The Professor craned his head, peering in the direction of Jorn’s extended arm. And suddenly he gasped, and went pale.
For there, crouching at the edge of a shelf of stone, they both could clearly observe the form of Darya of Thandar!
She was dirtied and dishevelled by her experiences in the thakdol’s nest, and the blood of the uld’s carcass had stained her back and shoulders, but at a glance both men could see that she still lived and did not seem to have sustained any injury of a serious nature.
And then there loomed up above her the immense and shaggy shape of that which had caught her terrified, fascinated attention—
“Omodon!” groaned Jorn in stifled tones.
“Cave bear, for the Love of Linnaeus!” cried the Professor, almost in the same moment.

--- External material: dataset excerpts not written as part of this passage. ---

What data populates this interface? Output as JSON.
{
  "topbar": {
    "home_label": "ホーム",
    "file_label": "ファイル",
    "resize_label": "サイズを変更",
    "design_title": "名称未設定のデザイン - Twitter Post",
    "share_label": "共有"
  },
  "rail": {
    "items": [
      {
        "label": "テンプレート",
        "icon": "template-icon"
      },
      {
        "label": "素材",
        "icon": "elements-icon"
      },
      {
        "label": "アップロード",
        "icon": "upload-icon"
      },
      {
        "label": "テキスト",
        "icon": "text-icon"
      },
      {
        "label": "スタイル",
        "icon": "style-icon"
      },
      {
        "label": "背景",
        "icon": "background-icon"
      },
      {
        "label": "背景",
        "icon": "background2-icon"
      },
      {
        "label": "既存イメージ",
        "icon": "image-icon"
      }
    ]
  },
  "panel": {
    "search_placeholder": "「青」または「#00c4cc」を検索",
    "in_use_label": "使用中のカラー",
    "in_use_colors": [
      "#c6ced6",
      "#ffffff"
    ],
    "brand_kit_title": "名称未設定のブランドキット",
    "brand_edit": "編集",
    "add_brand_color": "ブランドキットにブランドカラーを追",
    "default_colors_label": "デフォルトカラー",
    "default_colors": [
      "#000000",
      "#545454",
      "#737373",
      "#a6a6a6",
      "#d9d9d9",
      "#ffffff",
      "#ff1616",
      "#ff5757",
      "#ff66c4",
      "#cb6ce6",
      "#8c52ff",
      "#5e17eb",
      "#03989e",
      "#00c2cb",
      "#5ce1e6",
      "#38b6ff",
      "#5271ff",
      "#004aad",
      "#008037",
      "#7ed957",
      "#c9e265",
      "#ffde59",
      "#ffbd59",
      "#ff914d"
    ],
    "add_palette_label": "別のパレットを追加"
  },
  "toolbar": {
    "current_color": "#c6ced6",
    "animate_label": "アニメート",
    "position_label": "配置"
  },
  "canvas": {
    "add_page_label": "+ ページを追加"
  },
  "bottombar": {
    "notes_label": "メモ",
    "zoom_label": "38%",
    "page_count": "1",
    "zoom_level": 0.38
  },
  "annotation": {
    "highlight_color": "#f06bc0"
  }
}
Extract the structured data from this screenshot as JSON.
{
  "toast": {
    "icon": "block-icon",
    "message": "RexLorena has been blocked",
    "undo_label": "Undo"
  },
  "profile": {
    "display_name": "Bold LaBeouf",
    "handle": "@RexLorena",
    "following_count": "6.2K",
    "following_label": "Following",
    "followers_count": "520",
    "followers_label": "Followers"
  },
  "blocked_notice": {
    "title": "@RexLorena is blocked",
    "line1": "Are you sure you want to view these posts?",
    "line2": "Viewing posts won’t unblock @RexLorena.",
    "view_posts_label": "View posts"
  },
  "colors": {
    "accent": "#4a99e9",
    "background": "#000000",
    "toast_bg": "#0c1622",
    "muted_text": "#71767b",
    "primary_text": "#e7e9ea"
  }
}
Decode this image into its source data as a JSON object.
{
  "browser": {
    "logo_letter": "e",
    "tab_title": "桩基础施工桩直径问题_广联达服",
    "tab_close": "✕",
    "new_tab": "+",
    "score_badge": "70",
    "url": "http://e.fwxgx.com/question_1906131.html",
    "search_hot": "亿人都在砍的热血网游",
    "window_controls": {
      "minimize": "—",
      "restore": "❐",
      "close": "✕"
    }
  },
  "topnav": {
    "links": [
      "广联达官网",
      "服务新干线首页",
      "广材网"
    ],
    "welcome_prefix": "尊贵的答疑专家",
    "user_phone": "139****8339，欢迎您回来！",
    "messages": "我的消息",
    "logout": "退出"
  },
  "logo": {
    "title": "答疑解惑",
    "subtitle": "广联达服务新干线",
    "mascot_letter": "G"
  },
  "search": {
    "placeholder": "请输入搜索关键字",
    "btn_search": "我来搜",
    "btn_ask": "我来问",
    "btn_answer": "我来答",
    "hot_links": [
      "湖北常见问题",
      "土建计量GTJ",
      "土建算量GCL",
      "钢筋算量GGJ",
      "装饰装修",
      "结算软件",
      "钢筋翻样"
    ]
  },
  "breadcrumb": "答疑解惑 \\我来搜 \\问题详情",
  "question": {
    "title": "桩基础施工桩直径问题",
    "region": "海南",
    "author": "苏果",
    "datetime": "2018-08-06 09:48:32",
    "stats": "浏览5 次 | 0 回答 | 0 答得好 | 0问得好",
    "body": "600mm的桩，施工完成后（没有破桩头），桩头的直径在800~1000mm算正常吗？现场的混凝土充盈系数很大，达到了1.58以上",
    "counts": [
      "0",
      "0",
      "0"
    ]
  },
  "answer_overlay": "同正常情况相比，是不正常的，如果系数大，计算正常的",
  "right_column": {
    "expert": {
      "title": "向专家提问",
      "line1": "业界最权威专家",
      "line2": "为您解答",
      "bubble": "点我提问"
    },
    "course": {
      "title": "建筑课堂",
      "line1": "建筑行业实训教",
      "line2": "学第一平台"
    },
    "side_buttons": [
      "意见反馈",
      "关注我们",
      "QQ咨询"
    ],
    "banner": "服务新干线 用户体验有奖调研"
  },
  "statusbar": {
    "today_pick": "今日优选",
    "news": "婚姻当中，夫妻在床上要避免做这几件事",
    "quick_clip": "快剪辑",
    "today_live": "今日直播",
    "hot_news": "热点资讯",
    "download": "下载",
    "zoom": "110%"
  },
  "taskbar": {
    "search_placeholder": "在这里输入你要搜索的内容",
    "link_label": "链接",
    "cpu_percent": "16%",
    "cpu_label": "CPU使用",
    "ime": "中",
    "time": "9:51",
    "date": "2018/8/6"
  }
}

They watched, frozen with horror, as the lumbering monster advanced upon the cowering girl, huge arms lifted to maul and crush and slay.…
* * * *
It did not take the horde of Apemen from Kor very long to find the clearing from which Tharn and his warriors had retreated, nor were the signs of their passage unreadable to the alert senses of the Neanderthal men. If their eyes were rather weak and dim of vision, as I had by now good cause to believe, their sense of smell was remarkably keenkeener by far than the sensitivity of the nostrils of civilized men, for they were closer to the primal beasts than are we.
It was One-Eye who detected the direction in which the Cro-Magnons had fled.
Crouched on all fours, the Neanderthal man sniffed the footprints in the turf. A bestial growl escaped his snarling lips as he scented a detested odor.
“Panjani!” he grunted to his Chief. “Tens-of-tens…they went that way,” he added, pointing. Uruk surveyed the end of the clearing, his suspicious little eyes reading the passage of many men in broken twigs and disturbed fallen leaves.